HDU 6373 Pinball 理想状态下，小球在斜面上的运动规律_斜面上小球与另一个小球碰撞次数问题

 

Pinball HDU - 6373

There is a slope on the 2D plane. The lowest point of the slope is at the origin. There is a small ball falling down above the slope. Your task is to find how many times the ball has been bounced on the slope.

It’s guarantee that the ball will not reach the slope or ground or Y-axis with a distance of less than 1 from the origin. And the ball is elastic collision without energy loss. Gravity acceleration g=9.8m/s2. 

Input 
There are multiple test cases.
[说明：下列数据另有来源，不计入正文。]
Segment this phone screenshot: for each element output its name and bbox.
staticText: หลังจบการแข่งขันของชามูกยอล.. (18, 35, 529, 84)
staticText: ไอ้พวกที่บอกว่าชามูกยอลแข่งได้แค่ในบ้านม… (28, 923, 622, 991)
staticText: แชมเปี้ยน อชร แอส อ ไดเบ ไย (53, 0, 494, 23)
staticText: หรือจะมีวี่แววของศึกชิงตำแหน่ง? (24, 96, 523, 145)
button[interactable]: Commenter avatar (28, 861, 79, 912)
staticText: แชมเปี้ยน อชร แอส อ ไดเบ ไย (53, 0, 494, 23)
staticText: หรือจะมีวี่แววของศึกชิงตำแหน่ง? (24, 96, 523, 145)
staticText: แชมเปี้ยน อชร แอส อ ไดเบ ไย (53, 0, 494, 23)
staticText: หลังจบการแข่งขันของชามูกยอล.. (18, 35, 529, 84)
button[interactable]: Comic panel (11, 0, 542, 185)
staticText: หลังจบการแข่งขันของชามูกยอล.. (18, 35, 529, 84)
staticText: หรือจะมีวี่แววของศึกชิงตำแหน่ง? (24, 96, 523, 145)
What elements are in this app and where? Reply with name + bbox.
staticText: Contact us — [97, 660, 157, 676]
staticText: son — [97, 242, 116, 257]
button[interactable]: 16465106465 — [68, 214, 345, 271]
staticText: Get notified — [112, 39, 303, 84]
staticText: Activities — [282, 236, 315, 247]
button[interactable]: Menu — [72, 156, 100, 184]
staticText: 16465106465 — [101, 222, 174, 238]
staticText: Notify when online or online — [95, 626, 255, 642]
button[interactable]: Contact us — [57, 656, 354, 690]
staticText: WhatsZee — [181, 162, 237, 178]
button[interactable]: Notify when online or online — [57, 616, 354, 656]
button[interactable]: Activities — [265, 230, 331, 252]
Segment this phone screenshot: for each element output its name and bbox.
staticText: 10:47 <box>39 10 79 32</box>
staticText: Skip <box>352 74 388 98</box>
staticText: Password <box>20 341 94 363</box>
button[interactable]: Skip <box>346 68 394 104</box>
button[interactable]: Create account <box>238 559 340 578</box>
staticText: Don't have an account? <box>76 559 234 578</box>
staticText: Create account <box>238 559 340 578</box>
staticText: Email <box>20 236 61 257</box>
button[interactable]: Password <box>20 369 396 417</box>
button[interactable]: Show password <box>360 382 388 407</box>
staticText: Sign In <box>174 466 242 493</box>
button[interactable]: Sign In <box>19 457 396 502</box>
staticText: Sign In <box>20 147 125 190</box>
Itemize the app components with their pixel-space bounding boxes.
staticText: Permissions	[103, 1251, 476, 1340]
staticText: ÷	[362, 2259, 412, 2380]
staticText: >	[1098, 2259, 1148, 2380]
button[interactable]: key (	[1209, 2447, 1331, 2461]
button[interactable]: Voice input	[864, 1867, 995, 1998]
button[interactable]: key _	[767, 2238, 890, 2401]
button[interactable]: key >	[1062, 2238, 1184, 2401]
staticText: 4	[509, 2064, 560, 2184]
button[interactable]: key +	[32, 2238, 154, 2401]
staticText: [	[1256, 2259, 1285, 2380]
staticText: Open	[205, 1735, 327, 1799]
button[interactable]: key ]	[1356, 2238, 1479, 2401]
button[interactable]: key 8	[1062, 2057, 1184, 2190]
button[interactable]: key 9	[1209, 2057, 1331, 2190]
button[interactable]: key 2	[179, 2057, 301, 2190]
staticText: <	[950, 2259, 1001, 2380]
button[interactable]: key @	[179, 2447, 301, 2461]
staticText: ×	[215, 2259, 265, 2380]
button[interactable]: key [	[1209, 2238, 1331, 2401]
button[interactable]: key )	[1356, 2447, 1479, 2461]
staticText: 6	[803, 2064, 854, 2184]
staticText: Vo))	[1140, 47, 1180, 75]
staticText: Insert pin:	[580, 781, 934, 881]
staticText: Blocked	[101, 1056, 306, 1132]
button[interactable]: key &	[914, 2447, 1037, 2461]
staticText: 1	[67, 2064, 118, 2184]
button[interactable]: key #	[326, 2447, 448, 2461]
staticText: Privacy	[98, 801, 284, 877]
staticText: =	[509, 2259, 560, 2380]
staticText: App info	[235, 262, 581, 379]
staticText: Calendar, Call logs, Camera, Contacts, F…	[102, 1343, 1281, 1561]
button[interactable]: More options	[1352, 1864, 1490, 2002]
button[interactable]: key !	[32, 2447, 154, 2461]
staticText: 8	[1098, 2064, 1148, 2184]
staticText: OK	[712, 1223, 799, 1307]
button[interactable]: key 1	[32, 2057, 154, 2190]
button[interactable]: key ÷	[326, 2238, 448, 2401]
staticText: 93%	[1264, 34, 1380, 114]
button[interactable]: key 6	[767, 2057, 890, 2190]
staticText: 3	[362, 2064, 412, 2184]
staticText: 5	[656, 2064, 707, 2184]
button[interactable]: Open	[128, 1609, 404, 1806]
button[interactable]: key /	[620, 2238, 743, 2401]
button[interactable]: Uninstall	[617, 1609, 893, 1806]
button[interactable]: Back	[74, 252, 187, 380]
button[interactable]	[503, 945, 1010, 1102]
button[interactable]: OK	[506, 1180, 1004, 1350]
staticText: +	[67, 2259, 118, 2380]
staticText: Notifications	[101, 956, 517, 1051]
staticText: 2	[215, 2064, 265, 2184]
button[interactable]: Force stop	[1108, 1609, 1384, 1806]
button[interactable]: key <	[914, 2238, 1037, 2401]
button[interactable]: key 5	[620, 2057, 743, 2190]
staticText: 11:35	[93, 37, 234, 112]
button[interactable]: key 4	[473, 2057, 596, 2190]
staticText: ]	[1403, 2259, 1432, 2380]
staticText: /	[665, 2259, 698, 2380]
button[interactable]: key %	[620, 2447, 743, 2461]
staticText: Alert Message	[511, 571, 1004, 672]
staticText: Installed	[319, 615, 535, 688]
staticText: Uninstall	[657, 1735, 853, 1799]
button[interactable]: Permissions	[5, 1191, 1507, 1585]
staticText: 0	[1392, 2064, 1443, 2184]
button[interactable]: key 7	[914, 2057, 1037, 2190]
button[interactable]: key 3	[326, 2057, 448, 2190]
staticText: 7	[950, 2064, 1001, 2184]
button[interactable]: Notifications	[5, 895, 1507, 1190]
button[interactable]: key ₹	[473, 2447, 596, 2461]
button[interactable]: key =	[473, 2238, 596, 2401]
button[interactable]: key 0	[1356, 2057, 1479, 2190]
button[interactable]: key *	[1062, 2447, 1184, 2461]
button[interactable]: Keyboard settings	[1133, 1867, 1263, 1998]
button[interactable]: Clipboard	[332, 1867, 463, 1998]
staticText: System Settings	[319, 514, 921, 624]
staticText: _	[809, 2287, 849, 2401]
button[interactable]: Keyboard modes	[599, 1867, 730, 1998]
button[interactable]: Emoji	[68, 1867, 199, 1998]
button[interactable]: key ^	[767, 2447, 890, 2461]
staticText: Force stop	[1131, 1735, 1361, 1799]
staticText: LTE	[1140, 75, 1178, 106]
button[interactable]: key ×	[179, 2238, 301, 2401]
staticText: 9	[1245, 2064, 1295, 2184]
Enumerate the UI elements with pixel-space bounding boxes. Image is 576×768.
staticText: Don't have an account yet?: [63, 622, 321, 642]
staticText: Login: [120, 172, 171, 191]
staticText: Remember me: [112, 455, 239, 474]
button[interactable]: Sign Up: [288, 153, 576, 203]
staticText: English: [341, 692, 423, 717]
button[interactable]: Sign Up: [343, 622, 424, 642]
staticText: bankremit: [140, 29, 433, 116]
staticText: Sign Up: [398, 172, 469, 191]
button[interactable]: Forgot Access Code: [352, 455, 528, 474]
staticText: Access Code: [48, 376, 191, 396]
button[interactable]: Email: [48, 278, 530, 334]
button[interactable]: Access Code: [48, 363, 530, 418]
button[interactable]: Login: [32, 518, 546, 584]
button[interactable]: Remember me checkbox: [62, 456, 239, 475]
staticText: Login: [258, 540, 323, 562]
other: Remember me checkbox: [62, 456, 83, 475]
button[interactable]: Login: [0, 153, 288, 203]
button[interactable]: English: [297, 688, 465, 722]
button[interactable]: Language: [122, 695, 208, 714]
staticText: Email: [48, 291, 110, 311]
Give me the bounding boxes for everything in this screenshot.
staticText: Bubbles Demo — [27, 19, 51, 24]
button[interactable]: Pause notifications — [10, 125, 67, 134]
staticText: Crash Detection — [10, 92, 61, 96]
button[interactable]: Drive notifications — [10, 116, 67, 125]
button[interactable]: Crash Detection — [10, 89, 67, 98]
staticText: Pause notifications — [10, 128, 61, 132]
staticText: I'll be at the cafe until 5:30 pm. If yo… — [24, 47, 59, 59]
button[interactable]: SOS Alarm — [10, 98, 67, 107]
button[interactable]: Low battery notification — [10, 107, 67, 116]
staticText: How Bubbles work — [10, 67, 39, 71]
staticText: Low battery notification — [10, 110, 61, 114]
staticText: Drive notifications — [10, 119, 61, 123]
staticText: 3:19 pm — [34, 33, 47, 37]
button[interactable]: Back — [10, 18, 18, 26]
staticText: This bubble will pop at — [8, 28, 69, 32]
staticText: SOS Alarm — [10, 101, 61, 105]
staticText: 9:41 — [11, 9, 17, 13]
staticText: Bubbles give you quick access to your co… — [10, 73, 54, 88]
The first line of input contains an integer T (1 ≤ T ≤ 100), indicating the number of test cases.

The first line of each test case contains four integers a, b, x, y (1 ≤ a, b, -x, y ≤ 
100), indicate that the slope will pass through the point(-a, b), the initial position of the ball is (x, y). 
Output 
Output the answer.

It's guarantee that the answer will not exceed 50.

Sample Input

1
5 1 -5 3

Sample Output

2

题意：

给定一个小球的坐标以及斜面上的一点，求小球在斜面上的碰撞次数。

转换坐标系之后，就变成了一个有水平加速度的平抛？运动？ 

如图

最后算次数的时候其实算错了o(*￣▽￣*)o

应该是（T+1）/2 ?

附代码

#include <algorithm>
#include <iostream>
#include <math.h>
using namespace std;
const int N=1e5;
const double g=9.8;
int main(int argc, const char * argv[]) {
    int t;
    scanf("%d",&t);
    while(t--)
    {
        double a,b,x,y;
        scanf("%lf%lf%lf%lf",&a,&b,&x,&y);
        x=-x;
        double arc=atan(b/a);
        //        printf("%f\n",arc);
        double pi=g*sin(arc);
        double cu=g*cos(arc);
        double h=(y-b/a*x)*cos(arc);
        double pi_len=x/cos(arc)+h*sin(arc);
        double cu_len=h;
        //        printf("%f %f\n",pi_len,cu_len);
        double pi_t=sqrt(2*pi_len/pi);
        double cu_t=sqrt(2*cu_len/cu);
        //printf("%f %f\n",pi_t,cu_t);
        int ans=(pi_t-cu_t)/cu_t;
 
        printf("%d\n",(ans)/2+1);
    }
}

对，我按纸上这么算AC不了（；´д｀）ゞ